In September, our MYDG had a lot of activities that we carried on. We handed over two completed tanks at Makuche Primary School—which MYDG members and the community, including church elders, helped preside over the ceremony.
At the event, our Assistant Programs Manager, Ezra Kigondu, took the opportunity to brief the attendees about the other Friendly Water for the World offers. Ezra emphasized the importance of teamwork to enhance the spirit of cooperation between the community and the partners of this project.
We are happy as MYDG members, and we really appreciate the work being done by Ezra Kigondu, Eric Lijodi, and Getry Agizah. They are exemplary examples of visionaries and leaders.
Children at Makuche Primary had one message to send to the donors of this project: they are happy and really appreciate the time they can now spend focusing on school.
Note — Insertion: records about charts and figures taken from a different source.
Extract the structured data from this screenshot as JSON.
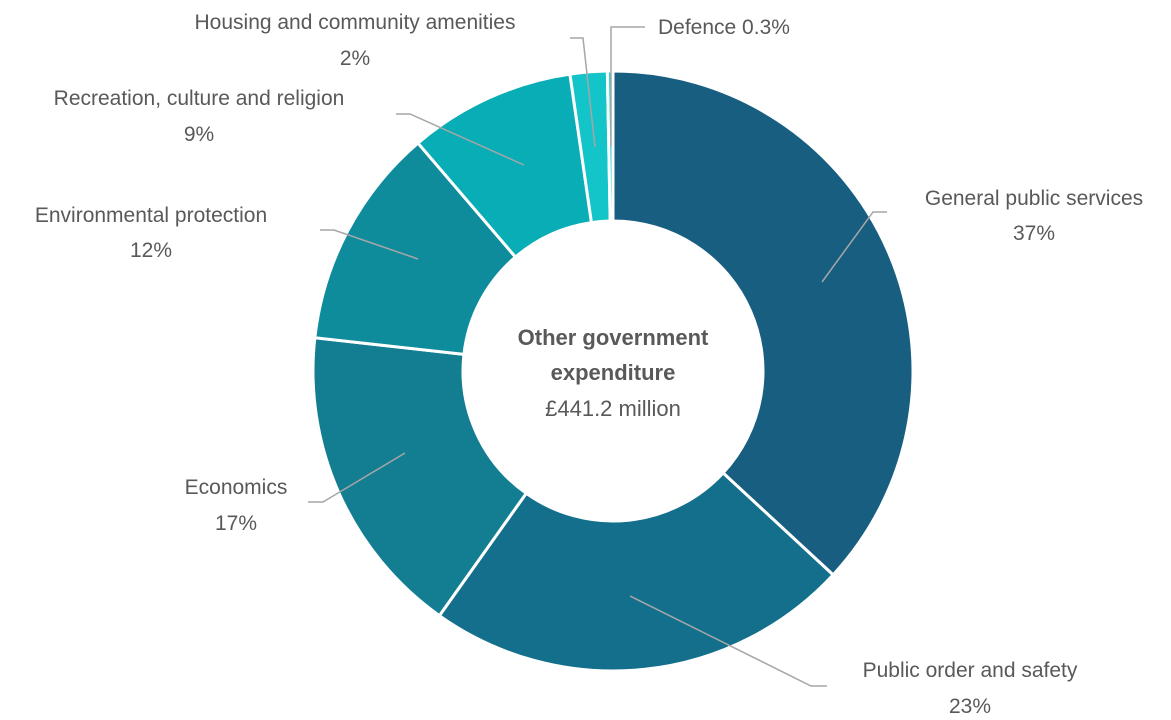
{
  "chart_data": {
    "type": "pie",
    "donut": true,
    "center_title_lines": [
      "Other government",
      "expenditure"
    ],
    "center_value": "£441.2 million",
    "legend": "none",
    "categories": [
      "General public services",
      "Public order and safety",
      "Economics",
      "Environmental protection",
      "Recreation, culture and religion",
      "Housing and community amenities",
      "Defence"
    ],
    "values": [
      37,
      23,
      17,
      12,
      9,
      2,
      0.3
    ],
    "data_labels": [
      "37%",
      "23%",
      "17%",
      "12%",
      "9%",
      "2%",
      "0.3%"
    ],
    "colors": [
      "#175E80",
      "#136F8B",
      "#137D92",
      "#0E8C9C",
      "#08ADB5",
      "#13C4C8",
      "#2BD3D6"
    ]
  }
}
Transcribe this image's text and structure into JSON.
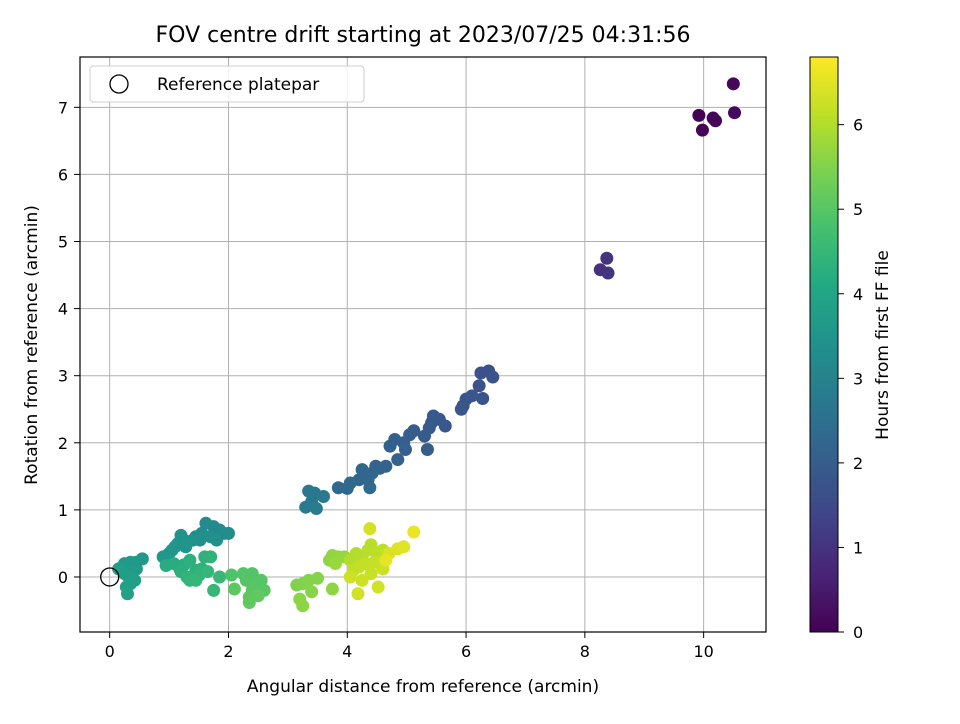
{
  "chart_data": {
    "type": "scatter",
    "title": "FOV centre drift starting at 2023/07/25 04:31:56",
    "xlabel": "Angular distance from reference (arcmin)",
    "ylabel": "Rotation from reference (arcmin)",
    "xlim": [
      -0.5,
      11.05
    ],
    "ylim": [
      -0.82,
      7.75
    ],
    "xticks": [
      "0",
      "2",
      "4",
      "6",
      "8",
      "10"
    ],
    "yticks": [
      "0",
      "1",
      "2",
      "3",
      "4",
      "5",
      "6",
      "7"
    ],
    "grid": true,
    "legend": {
      "position": "top-left",
      "entries": [
        "Reference platepar"
      ]
    },
    "reference": {
      "x": 0,
      "y": 0
    },
    "colorbar": {
      "label": "Hours from first FF file",
      "colormap": "viridis",
      "range": [
        0,
        6.8
      ],
      "ticks": [
        "0",
        "1",
        "2",
        "3",
        "4",
        "5",
        "6"
      ]
    },
    "series": [
      {
        "points": [
          [
            9.92,
            6.88,
            0.05
          ],
          [
            9.98,
            6.66,
            0.08
          ],
          [
            10.16,
            6.84,
            0.1
          ],
          [
            10.2,
            6.8,
            0.12
          ],
          [
            10.5,
            7.35,
            0.15
          ],
          [
            10.52,
            6.92,
            0.18
          ],
          [
            8.26,
            4.58,
            0.95
          ],
          [
            8.37,
            4.75,
            1.0
          ],
          [
            8.39,
            4.53,
            1.05
          ],
          [
            6.25,
            3.04,
            1.65
          ],
          [
            6.38,
            3.07,
            1.68
          ],
          [
            6.45,
            2.98,
            1.7
          ],
          [
            6.22,
            2.85,
            1.72
          ],
          [
            6.28,
            2.66,
            1.75
          ],
          [
            6.1,
            2.7,
            1.78
          ],
          [
            6.0,
            2.65,
            1.8
          ],
          [
            5.95,
            2.55,
            1.82
          ],
          [
            5.92,
            2.5,
            1.84
          ],
          [
            5.65,
            2.25,
            1.86
          ],
          [
            5.55,
            2.35,
            1.88
          ],
          [
            5.45,
            2.4,
            1.9
          ],
          [
            5.42,
            2.3,
            1.92
          ],
          [
            5.38,
            2.22,
            1.94
          ],
          [
            5.3,
            2.1,
            1.96
          ],
          [
            5.35,
            1.9,
            1.98
          ],
          [
            5.12,
            2.18,
            2.0
          ],
          [
            5.05,
            2.12,
            2.02
          ],
          [
            4.95,
            2.0,
            2.04
          ],
          [
            4.8,
            2.05,
            2.06
          ],
          [
            4.72,
            1.95,
            2.08
          ],
          [
            4.98,
            1.9,
            2.1
          ],
          [
            4.85,
            1.75,
            2.12
          ],
          [
            4.65,
            1.65,
            2.14
          ],
          [
            4.55,
            1.62,
            2.16
          ],
          [
            4.48,
            1.65,
            2.18
          ],
          [
            4.42,
            1.55,
            2.2
          ],
          [
            4.35,
            1.45,
            2.22
          ],
          [
            4.25,
            1.6,
            2.24
          ],
          [
            4.2,
            1.45,
            2.26
          ],
          [
            4.05,
            1.4,
            2.28
          ],
          [
            4.0,
            1.32,
            2.3
          ],
          [
            3.85,
            1.33,
            2.32
          ],
          [
            4.38,
            1.33,
            2.34
          ],
          [
            3.35,
            1.28,
            2.7
          ],
          [
            3.45,
            1.25,
            2.72
          ],
          [
            3.6,
            1.2,
            2.74
          ],
          [
            3.4,
            1.12,
            2.76
          ],
          [
            3.3,
            1.04,
            2.78
          ],
          [
            3.48,
            1.02,
            2.8
          ],
          [
            1.62,
            0.8,
            3.2
          ],
          [
            1.75,
            0.75,
            3.22
          ],
          [
            1.85,
            0.7,
            3.24
          ],
          [
            1.92,
            0.65,
            3.26
          ],
          [
            2.0,
            0.65,
            3.28
          ],
          [
            1.55,
            0.65,
            3.3
          ],
          [
            1.45,
            0.6,
            3.32
          ],
          [
            1.7,
            0.6,
            3.34
          ],
          [
            1.8,
            0.55,
            3.36
          ],
          [
            1.52,
            0.55,
            3.38
          ],
          [
            1.4,
            0.55,
            3.4
          ],
          [
            1.2,
            0.62,
            3.42
          ],
          [
            1.25,
            0.55,
            3.44
          ],
          [
            1.15,
            0.5,
            3.46
          ],
          [
            1.3,
            0.5,
            3.48
          ],
          [
            1.28,
            0.45,
            3.5
          ],
          [
            1.1,
            0.45,
            3.52
          ],
          [
            1.05,
            0.4,
            3.54
          ],
          [
            1.0,
            0.35,
            3.56
          ],
          [
            0.9,
            0.3,
            3.58
          ],
          [
            0.98,
            0.25,
            3.6
          ],
          [
            0.55,
            0.27,
            3.62
          ],
          [
            0.45,
            0.22,
            3.64
          ],
          [
            0.35,
            0.22,
            3.66
          ],
          [
            0.25,
            0.2,
            3.68
          ],
          [
            0.45,
            0.12,
            3.7
          ],
          [
            0.38,
            0.08,
            3.72
          ],
          [
            0.15,
            0.12,
            3.74
          ],
          [
            0.25,
            0.05,
            3.76
          ],
          [
            0.32,
            0.0,
            3.78
          ],
          [
            0.42,
            -0.05,
            3.8
          ],
          [
            0.35,
            -0.1,
            3.82
          ],
          [
            0.28,
            -0.15,
            3.84
          ],
          [
            0.3,
            -0.25,
            3.86
          ],
          [
            0.95,
            0.17,
            4.2
          ],
          [
            1.08,
            0.2,
            4.22
          ],
          [
            1.18,
            0.12,
            4.24
          ],
          [
            1.25,
            0.18,
            4.26
          ],
          [
            1.2,
            0.08,
            4.28
          ],
          [
            1.35,
            0.25,
            4.3
          ],
          [
            1.45,
            0.1,
            4.32
          ],
          [
            1.55,
            0.12,
            4.34
          ],
          [
            1.6,
            0.3,
            4.36
          ],
          [
            1.7,
            0.3,
            4.38
          ],
          [
            1.3,
            0.0,
            4.4
          ],
          [
            1.35,
            -0.05,
            4.42
          ],
          [
            1.5,
            0.02,
            4.44
          ],
          [
            1.65,
            0.08,
            4.46
          ],
          [
            1.45,
            -0.05,
            4.48
          ],
          [
            1.75,
            -0.2,
            4.5
          ],
          [
            1.85,
            0.0,
            4.52
          ],
          [
            2.05,
            0.03,
            4.9
          ],
          [
            2.25,
            0.05,
            4.92
          ],
          [
            2.4,
            0.05,
            4.94
          ],
          [
            2.3,
            -0.05,
            4.96
          ],
          [
            2.55,
            -0.05,
            4.98
          ],
          [
            2.45,
            -0.1,
            5.0
          ],
          [
            2.6,
            -0.2,
            5.02
          ],
          [
            2.4,
            -0.2,
            5.04
          ],
          [
            2.35,
            -0.3,
            5.06
          ],
          [
            2.1,
            -0.18,
            5.08
          ],
          [
            2.35,
            -0.38,
            5.1
          ],
          [
            2.5,
            -0.28,
            5.12
          ],
          [
            3.15,
            -0.12,
            5.5
          ],
          [
            3.25,
            -0.1,
            5.52
          ],
          [
            3.35,
            -0.05,
            5.54
          ],
          [
            3.5,
            -0.02,
            5.56
          ],
          [
            3.4,
            -0.22,
            5.58
          ],
          [
            3.2,
            -0.33,
            5.6
          ],
          [
            3.25,
            -0.43,
            5.62
          ],
          [
            3.75,
            -0.18,
            5.64
          ],
          [
            3.7,
            0.25,
            5.66
          ],
          [
            3.75,
            0.32,
            5.68
          ],
          [
            3.85,
            0.3,
            5.7
          ],
          [
            3.95,
            0.3,
            5.72
          ],
          [
            3.8,
            0.2,
            5.74
          ],
          [
            4.05,
            0.25,
            6.0
          ],
          [
            4.15,
            0.35,
            6.02
          ],
          [
            4.25,
            0.3,
            6.04
          ],
          [
            4.35,
            0.4,
            6.06
          ],
          [
            4.4,
            0.48,
            6.08
          ],
          [
            4.5,
            0.35,
            6.1
          ],
          [
            4.6,
            0.4,
            6.12
          ],
          [
            4.1,
            0.1,
            6.14
          ],
          [
            4.2,
            0.15,
            6.16
          ],
          [
            4.3,
            0.2,
            6.18
          ],
          [
            4.45,
            0.22,
            6.2
          ],
          [
            4.55,
            0.2,
            6.22
          ],
          [
            4.4,
            0.05,
            6.24
          ],
          [
            4.6,
            0.12,
            6.26
          ],
          [
            4.25,
            -0.05,
            6.28
          ],
          [
            4.05,
            0.0,
            6.3
          ],
          [
            4.18,
            -0.25,
            6.32
          ],
          [
            4.52,
            -0.15,
            6.34
          ],
          [
            4.38,
            0.72,
            6.36
          ],
          [
            4.7,
            0.35,
            6.4
          ],
          [
            4.85,
            0.42,
            6.45
          ],
          [
            4.95,
            0.45,
            6.5
          ],
          [
            5.12,
            0.67,
            6.6
          ],
          [
            4.65,
            0.25,
            6.55
          ]
        ]
      }
    ]
  }
}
They can now sit in class without interruptions every morning to go and fetch water and use that time to improve their academic performance.
As MYDG members, we give special thanks to church members for showing support for our community projects, demonstrating that we are all truly working together as a team.
We are hoping to hand over two tanks to Timbito Primary School as soon as possible in October. The project was delayed due to the school’s external government funding, leading to the inability to purchase necessary materials such as gutters. The headmistress organized with parents and the community to gather additional funds, and we’re hopeful that we can hand over the two tanks in October.
REPORT ON CONSTRUCTION OF TANKS
In September, we constructed four water tanks. We had two water tanks constructed for Chegulo Primary School and two for Namshya Secondary School. We appreciate our Masons’ effort, both from the Kambiri and Matsakha communities.
Thanks to excellent leadership, it has been effective for the two teams to work together. The local communities have embraced us greatly due to the hard work we put into the tanks at both schools.
At Chegulo, we are happy to share that the Headteacher updated us that they have already installed the gutters needed to move forward. We are grateful for the school’s cooperation in helping us complete the project! We’re hopeful that Namshya Secondary will also be able to install gutters soon so we can hand over both tanks in October.
Once we complete these projects, we will start focusing on making more bricks for future tanks. Our masons at MYDG have demonstrated their incredible capabilities, teamwork, and knowledge through their work, and we’re very grateful for them! Their talents are invaluable, and we’re happy they have learned new skills and technologies working with us as they continue to master their craft, especially when it comes to water tank construction using Interlocking Soil Stabilized Bricks (ISSB).
REPORT ON SOAP SALES FOR SEPTEMBER 2022
September’s soap sales were a slight improvement compared to August. We appreciate MYDG’s marketing team, who worked tirelessly to market our soap.
In September, we did not produce soap because we wanted to prioritize selling what we already had in stock. We hope to clear our inventory soon, and make new, fresh products.
Our chairman Alfred Muyumba did a tremendous job in September leading our marketing team, ensuring our communities knew about our available soap products. As MYDG, we are working hard to ensure that viable strategies are in place so that our meta-liquid detergent remains in market demand, despite the economic crisis our country is experiencing. One of these strategies is to utilize the conferences held in different churches as an opportunity to expand our marketing efforts.
Our marketing team did a good job and maximized opportunities to market our product. We hope that we will record higher sales as the country approaches economic stability. The demand for our liquid soap is still there, but due to the financial crisis, we offer the option to pay installments so that customers can continue purchasing and enjoying the product—which customers have really appreciated. We thank Getry, Ezra, and Eric for their continued support.
Most schools are looking at soap production as a way for students to learn livelihood skills. Some teachers might teach basic soap-making skills, and although it might not be standard, it is equally compromising our market. We have seen a couple of people coming to the office to ask if we can sell them raw materials, which, unfortunately, we don’t sell. This is common because teachers will send their relatives to Nairobi to buy the materials so they can bring them back, and students can make soap at the school.
Also, some women make soap locally and supply it to their children’s schools for a fee.